POSTAL WORKERS across Britain in the Cash Handling and Distribution (CHD) section start a strike ballot next week. The Post Office wants to sell CHD to Securicor, a full privatisation that will affect 3,000 workers.
The entire postal membership will start voting over the same issue on 12 November, with the result on 26 November. The decision to sell CHD is a defining moment in the union's fight against privatisation. If they get away with it this time, what will be next? Our leaders in the CWU are quite correct to call a strike ballot. But that is not enough.
They must not be allowed to make the same mistakes as happened in the campaign to fight the Romec (cleaning and maintenance section) joint venture. The strategy of concentrating demands purely on the terms and conditions of the Romec members was at best naive, and at worst duplicitous. When the employer broadly conceded these demands there was nothing left to fight over.

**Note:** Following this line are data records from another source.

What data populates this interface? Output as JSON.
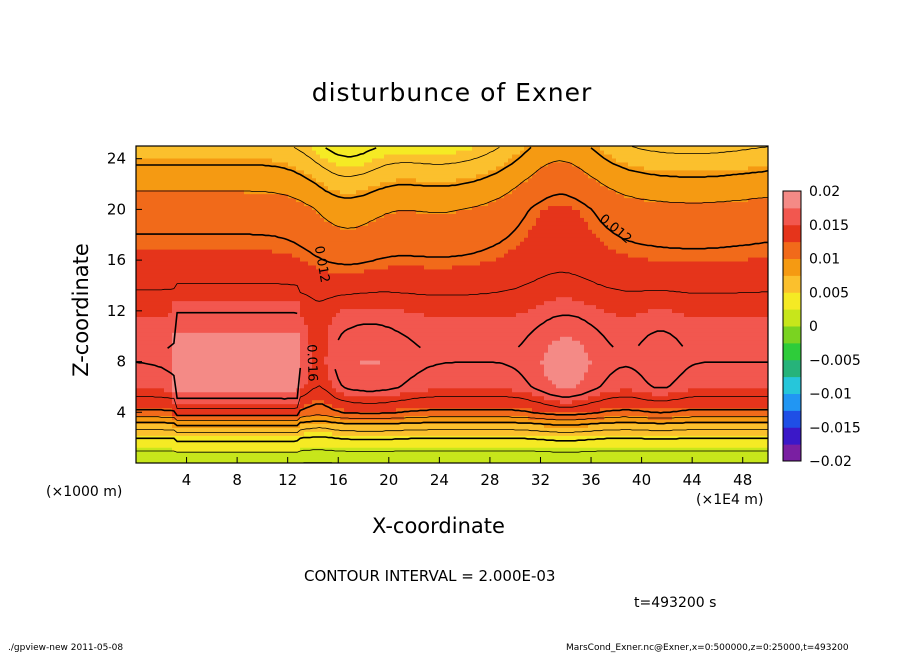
{
  "chart_data": {
    "type": "heatmap",
    "title": "disturbunce of Exner",
    "xlabel": "X-coordinate",
    "ylabel": "Z-coordinate",
    "x_unit": "(×1E4 m)",
    "y_unit": "(×1000 m)",
    "xlim": [
      0,
      50
    ],
    "ylim": [
      0,
      25
    ],
    "x_ticks": [
      4,
      8,
      12,
      16,
      20,
      24,
      28,
      32,
      36,
      40,
      44,
      48
    ],
    "y_ticks": [
      4,
      8,
      12,
      16,
      20,
      24
    ],
    "colorbar": {
      "levels": [
        0.02,
        0.015,
        0.01,
        0.005,
        0,
        -0.005,
        -0.01,
        -0.015,
        -0.02
      ],
      "labels": [
        "0.02",
        "0.015",
        "0.01",
        "0.005",
        "0",
        "−0.005",
        "−0.01",
        "−0.015",
        "−0.02"
      ]
    },
    "contour_labels": [
      "0.012",
      "0.012",
      "0.016"
    ],
    "contour_interval_text": "CONTOUR INTERVAL = 2.000E-03",
    "time_text": "t=493200 s",
    "field_profile_z": [
      [
        0,
        0.0
      ],
      [
        1,
        0.002
      ],
      [
        2,
        0.004
      ],
      [
        3,
        0.007
      ],
      [
        4,
        0.0115
      ],
      [
        5,
        0.0135
      ],
      [
        6,
        0.0152
      ],
      [
        8,
        0.016
      ],
      [
        10,
        0.0155
      ],
      [
        12,
        0.0148
      ],
      [
        14,
        0.0138
      ],
      [
        16,
        0.0128
      ],
      [
        18,
        0.012
      ],
      [
        20,
        0.0112
      ],
      [
        22,
        0.0095
      ],
      [
        24,
        0.0075
      ],
      [
        25,
        0.0065
      ]
    ],
    "max_region_x": [
      [
        3,
        12.5
      ],
      [
        31.5,
        36
      ],
      [
        16,
        20
      ]
    ]
  },
  "footer": {
    "left": "./gpview-new   2011-05-08",
    "right": "MarsCond_Exner.nc@Exner,x=0:500000,z=0:25000,t=493200"
  }
}
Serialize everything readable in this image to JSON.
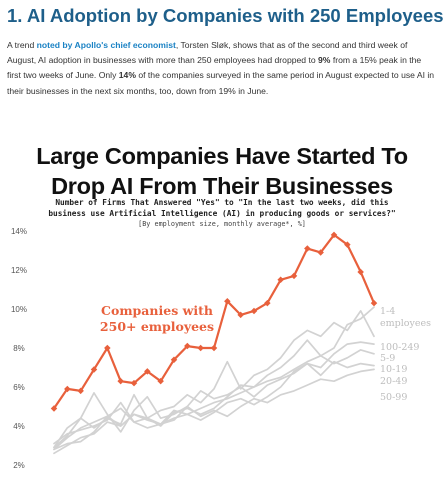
{
  "heading": "1. AI Adoption by Companies with 250 Employees",
  "paragraph": {
    "p1": "A trend ",
    "link": "noted by Apollo's chief economist",
    "p2": ", Torsten Sløk, shows that as of the second and third week of August, AI adoption in businesses with more than 250 employees had dropped to ",
    "b1": "9%",
    "p3": " from a 15% peak in the first two weeks of June. Only ",
    "b2": "14%",
    "p4": " of the companies surveyed in the same period in August expected to use AI in their businesses in the next six months, too, down from 19% in June."
  },
  "chart_data": {
    "type": "line",
    "title": [
      "Large Companies Have Started To",
      "Drop AI From Their Businesses"
    ],
    "subtitle": [
      "Number of Firms That Answered \"Yes\" to \"In the last two weeks, did this",
      "business use Artificial Intelligence (AI) in producing goods or services?\""
    ],
    "note": "[By employment size, monthly average*, %]",
    "ylim": [
      2,
      14
    ],
    "yticks": [
      "2%",
      "4%",
      "6%",
      "8%",
      "10%",
      "12%",
      "14%"
    ],
    "grid": false,
    "colors": {
      "highlight": "#e8603c",
      "muted": "#d2d2d2",
      "muted_label": "#bdbdbd",
      "title": "#111111"
    },
    "highlight_label": [
      "Companies with",
      "250+ employees"
    ],
    "series": [
      {
        "name": "250+",
        "highlight": true,
        "values": [
          4.9,
          5.9,
          5.8,
          6.9,
          8.0,
          6.3,
          6.2,
          6.8,
          6.3,
          7.4,
          8.1,
          8.0,
          8.0,
          10.4,
          9.7,
          9.9,
          10.3,
          11.5,
          11.7,
          13.1,
          12.9,
          13.8,
          13.3,
          11.9,
          10.3
        ]
      },
      {
        "name": "1-4",
        "label": [
          "1-4",
          "employees"
        ],
        "values": [
          2.8,
          3.4,
          3.9,
          4.2,
          4.5,
          4.0,
          4.6,
          4.3,
          4.1,
          4.8,
          4.6,
          4.9,
          5.2,
          5.4,
          5.7,
          6.0,
          6.3,
          6.5,
          6.9,
          7.3,
          7.6,
          8.0,
          9.2,
          9.5,
          10.1
        ]
      },
      {
        "name": "100-249",
        "label": [
          "100-249"
        ],
        "values": [
          2.9,
          3.5,
          4.4,
          3.9,
          4.4,
          4.1,
          5.6,
          4.4,
          4.8,
          5.0,
          5.6,
          5.2,
          5.9,
          7.3,
          5.9,
          6.6,
          6.9,
          7.5,
          8.4,
          8.9,
          8.6,
          9.3,
          8.9,
          9.9,
          8.6
        ]
      },
      {
        "name": "5-9",
        "label": [
          "5-9"
        ],
        "values": [
          2.9,
          3.9,
          4.4,
          5.7,
          4.6,
          3.7,
          4.8,
          5.5,
          4.4,
          4.6,
          5.0,
          5.8,
          5.4,
          5.6,
          6.0,
          5.5,
          6.1,
          6.4,
          6.7,
          7.2,
          7.0,
          7.7,
          8.2,
          8.3,
          8.2
        ]
      },
      {
        "name": "10-19",
        "label": [
          "10-19"
        ],
        "values": [
          3.1,
          3.6,
          3.8,
          4.0,
          4.3,
          5.2,
          4.2,
          4.4,
          4.0,
          4.7,
          4.9,
          4.6,
          4.9,
          5.5,
          6.1,
          6.0,
          6.6,
          7.0,
          7.6,
          8.4,
          7.6,
          7.2,
          7.5,
          7.9,
          7.7
        ]
      },
      {
        "name": "20-49",
        "label": [
          "20-49"
        ],
        "values": [
          2.6,
          3.0,
          3.4,
          3.6,
          4.2,
          4.0,
          4.6,
          4.4,
          4.1,
          4.4,
          4.6,
          4.3,
          4.7,
          5.2,
          5.4,
          5.1,
          5.5,
          6.0,
          6.8,
          7.2,
          6.6,
          7.3,
          7.0,
          7.2,
          7.1
        ]
      },
      {
        "name": "50-99",
        "label": [
          "50-99"
        ],
        "values": [
          2.8,
          3.1,
          3.2,
          3.7,
          4.5,
          4.9,
          4.2,
          3.9,
          4.1,
          4.3,
          5.0,
          4.5,
          4.8,
          4.5,
          5.0,
          5.4,
          5.2,
          5.6,
          5.8,
          6.1,
          6.4,
          6.3,
          6.6,
          6.8,
          6.9
        ]
      }
    ]
  }
}
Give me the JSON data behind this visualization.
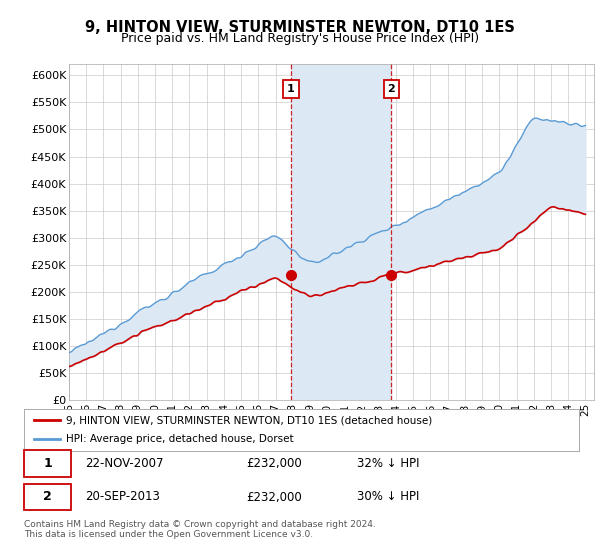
{
  "title": "9, HINTON VIEW, STURMINSTER NEWTON, DT10 1ES",
  "subtitle": "Price paid vs. HM Land Registry's House Price Index (HPI)",
  "title_fontsize": 10.5,
  "subtitle_fontsize": 9,
  "ylim": [
    0,
    620000
  ],
  "yticks": [
    0,
    50000,
    100000,
    150000,
    200000,
    250000,
    300000,
    350000,
    400000,
    450000,
    500000,
    550000,
    600000
  ],
  "ytick_labels": [
    "£0",
    "£50K",
    "£100K",
    "£150K",
    "£200K",
    "£250K",
    "£300K",
    "£350K",
    "£400K",
    "£450K",
    "£500K",
    "£550K",
    "£600K"
  ],
  "xmin": 1995.0,
  "xmax": 2025.5,
  "xtick_labels": [
    "95",
    "96",
    "97",
    "98",
    "99",
    "00",
    "01",
    "02",
    "03",
    "04",
    "05",
    "06",
    "07",
    "08",
    "09",
    "10",
    "11",
    "12",
    "13",
    "14",
    "15",
    "16",
    "17",
    "18",
    "19",
    "20",
    "21",
    "22",
    "23",
    "24",
    "25"
  ],
  "xtick_years": [
    1995,
    1996,
    1997,
    1998,
    1999,
    2000,
    2001,
    2002,
    2003,
    2004,
    2005,
    2006,
    2007,
    2008,
    2009,
    2010,
    2011,
    2012,
    2013,
    2014,
    2015,
    2016,
    2017,
    2018,
    2019,
    2020,
    2021,
    2022,
    2023,
    2024,
    2025
  ],
  "marker1_x": 2007.9,
  "marker1_y": 232000,
  "marker1_label": "1",
  "marker1_date": "22-NOV-2007",
  "marker1_price": "£232,000",
  "marker1_hpi": "32% ↓ HPI",
  "marker2_x": 2013.73,
  "marker2_y": 232000,
  "marker2_label": "2",
  "marker2_date": "20-SEP-2013",
  "marker2_price": "£232,000",
  "marker2_hpi": "30% ↓ HPI",
  "shade_color": "#dce9f5",
  "vline_color": "#cc0000",
  "legend_line1": "9, HINTON VIEW, STURMINSTER NEWTON, DT10 1ES (detached house)",
  "legend_line2": "HPI: Average price, detached house, Dorset",
  "footer": "Contains HM Land Registry data © Crown copyright and database right 2024.\nThis data is licensed under the Open Government Licence v3.0.",
  "hpi_color": "#5b9bd5",
  "property_color": "#cc0000",
  "background_color": "#ffffff",
  "grid_color": "#cccccc"
}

Instead of retaining Romec fully within the public domain, the result of this flawed strategy is that profits generated by Romec now flow into the pockets of Balfour Beatty.
I am fearful that the same strategy has been adopted for the defence of CHD. It appears that the CWU have decided that the best 'way forward' is to demand that no employee of CHD should be transferred to Securicor against their will. What if the employer gives in to this demand? Will the CWU stand aside and let Securicor acquire the CHD business?
All CWU members, be they NEC or rank and file, must demand that the union will fight this latest privatisation with ALL means at its disposal, including strikes. I'd urge all CWU activists to:
Get motions passed through branch, divisional and regional committees, and forward them to the general secretary.
Convene workplace meetings to explain the issues to our members and ensure a yes vote for strike action.
Fran Choules, CWU rep, Exeter (personal capacity)
THE IMPORTANCE of the struggle against postal privatisation was underlined last week when bosses unveiled plans to sell off another section. The Post Office says it has chosen Computer Sciences Corporation (CSC) as its preferred bidder for a ten-year contract to supply IT services to the group. Around 2,000 workers will see their jobs privatised under the deal.
CSC is a US company that has many links with military contracts. It has deals worth over $800 million with the US military to provide IT services in support of 'missile defence and other space-related missions'.
It also won a multimillion US navy order to help 'provide a faster, more robust supply line to expeditionary US forces'. CSC has also penetrated the NHS with a seven-year $60 million information technology contract.